When Chuck Prophet released The Hurting Business in 2000, he joined the genre-blurring likes of Joe Henry and Jeb Loy Nichols. Then again, Prophet had never been what you’d call a purist. Green On Red, the band he co-led with Dan Stuart, blended Stonesy raunch, folk rock, and country & desert. And while it was easy to define the roots rock of his initial solo efforts as falling halfway between Neil Young and Tom Petty, you also couldn’t miss the echoes of country soul and Memphis blues-rawk–fitting for a guy who’s written with Dan Penn and played alongside Jim Dickinson.

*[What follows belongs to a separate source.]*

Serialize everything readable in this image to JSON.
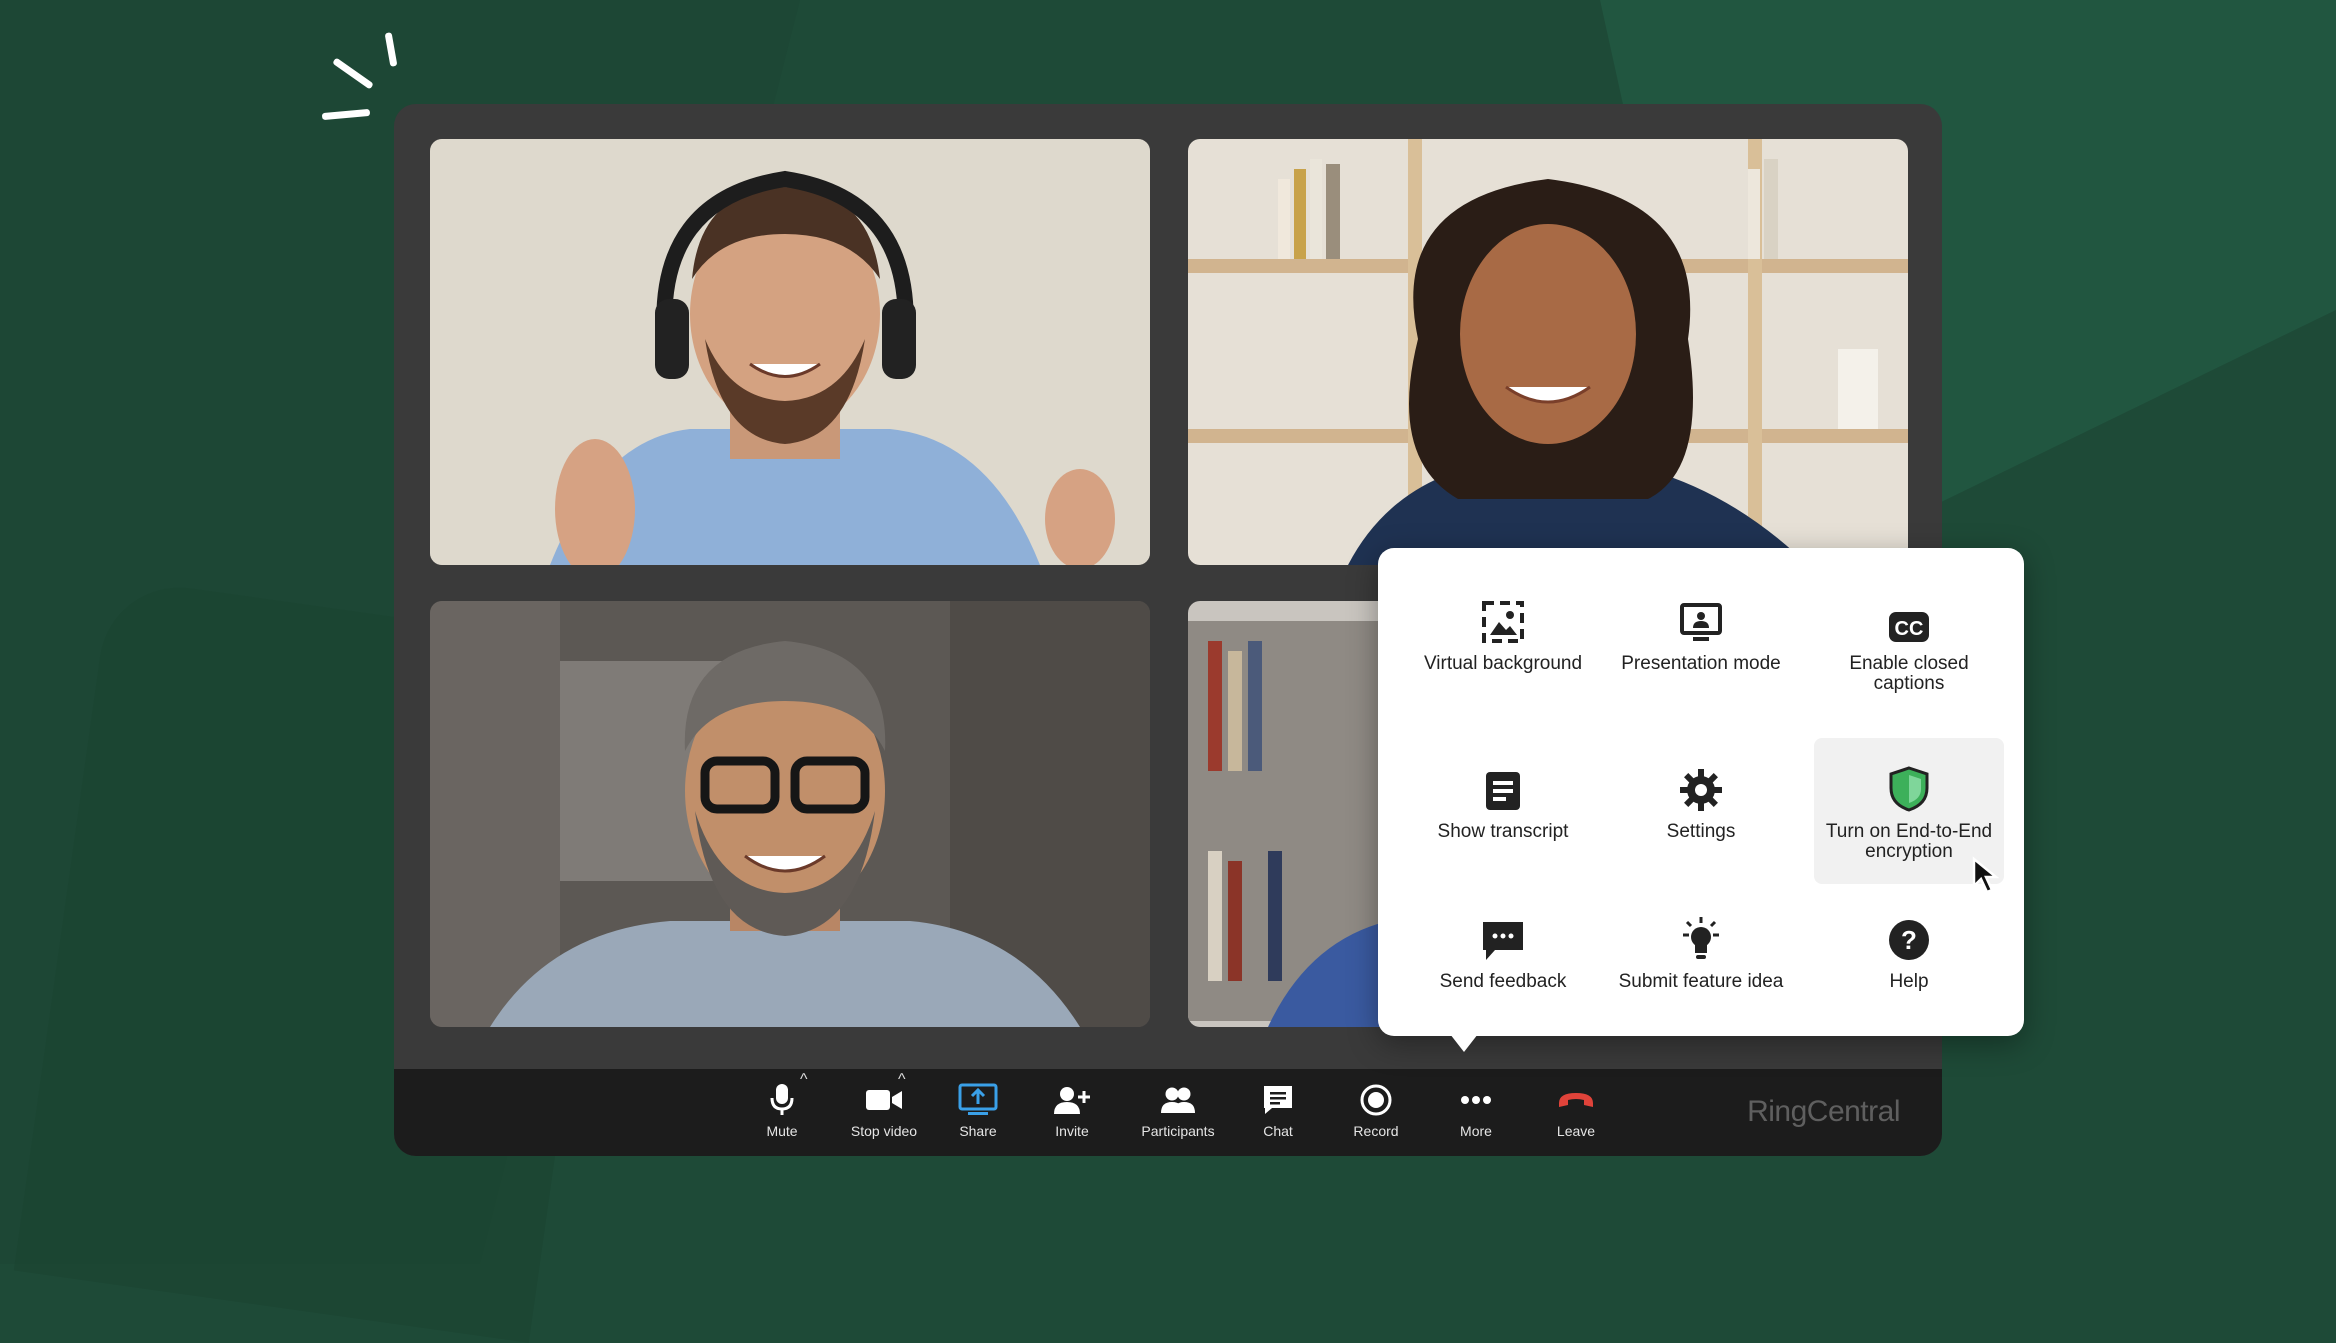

With No Other Love, Prophet continues to ignore borders and just say no to easy categorization. The songs have rock at their heart, but they’re busting at the seams with other musical ideas offered by supporting instruments with such sci-fi sounding names as Echoplex, Omnichord and everybody’s favorite cyborg, the Roland Rhythm 77. Songs like “What Makes the Monkey Dance,” “Elouise” (subtitled “Self-Help Boogaloo,” as if Prophet’s winking at our need to categorize) and “That’s How Much I Need Your Love” are careening, funky workouts; the writer in me just wishes that they had a little more country in ’em so I could get away with the description “Sly and the Family Carter.” Prophet’s lyrics, delivered in his rich, late-night-DJ voice, consistently jump out of the rhythmic clatter–a combination of street reporting and pop-culture poetry: “Chloe was a neighbor girl who walked ’round in a trance/A lot like Sissy Spacek at that homecoming dance.”
When Prophet goes comparatively quiet on “After the Rain” and the string-visited pair “Storm Across the Sea” and “No Other Love,” as well as the lovely, mantra-like title track, funk turns to soul. And perfection is reached on “Summertime Thing” with its irresistible cornucopia of electric guitar, dobro, pedal steel, and keyboards–a track that creates a musical block party that everybody from San Fran to Sanford should be standing in line to attend.